I have been reading Margaret Atwood since I got a hold of Lady Oracle when I was 15 years old and was totally smitten; that was *gulp* 36 years ago, which is really hard to have to acknowledge, so let’s move swiftly on. I have always wanted to see her in person so was thrilled to get an opportunity to hear her speak about her newest novel, MaddAddam (more of that in another post). Then I realised that I hadn’t read the previous two volumes in what has become known as the MaddAddam trilogy, so I decided to put that right.

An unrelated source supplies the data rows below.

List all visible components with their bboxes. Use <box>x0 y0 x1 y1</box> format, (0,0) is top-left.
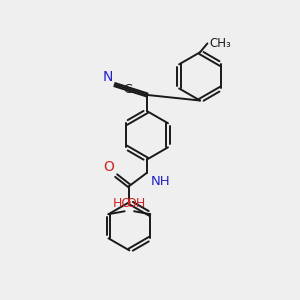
Text: O: O <box>103 160 114 174</box>
Text: C: C <box>124 83 132 96</box>
Text: N: N <box>102 70 112 84</box>
Text: HO: HO <box>113 197 132 210</box>
Text: CH₃: CH₃ <box>209 37 231 50</box>
Text: NH: NH <box>151 175 170 188</box>
Text: OH: OH <box>126 197 146 210</box>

Oryx and Crake is set in the not terribly distant future and is seen through the perspective of Snowman who believes himself to be the only survivor of humankind after a man-made plague has wiped out all but the Crakers, a genetically engineered species of humanoid. The book alternates between the difficult present where Snowman struggles to survive, and his memories of the past where he was Jimmy, the best friend of the man who would become Crake and in love with the beautiful Oryx. Before the great catastrophe, the world (or at least the world that Jimmy knew) was split into the Pleeblands, where the majority of the ordinary population lived, and the various Compounds in which the elite lived and worked for corporations and were involved in experimentation in genetic engineering, producing strange hybrid animals which are now roaming free. Snowman is a sort of guardian to the Crakers, for whom the world was swept clean. Sort of.
I thought this was a wonderful piece of speculative fiction (Atwood doesn’t like this novel to be referred to as science fiction, which I’ll pick up on in a future post). Typically I found the build up to the dreadful events more interesting than Snowman’s current struggles and if I’m honest I found the Crakers a bit irritating at first, but it as it becomes clear that their designer had not been able to remove those human traits that he considered destructive (he was not a fan of speculative fiction) they grew on me, as did Jimmy/Snowman himself.
The ending of the book is inconclusive but I quite liked that, the uncertainty of what was going to happen next seemed to me to fit well with the tone of the novel, although I don’t believe at the time that Atwood had a trilogy planned, though se has said that she realised that readers would have questions which she aimed to respond to in the later books.
This had sufficient impact for me to start the sequel immediately, something that I hardly ever do (in fact I can’t think of the last time that happened). More of that anon.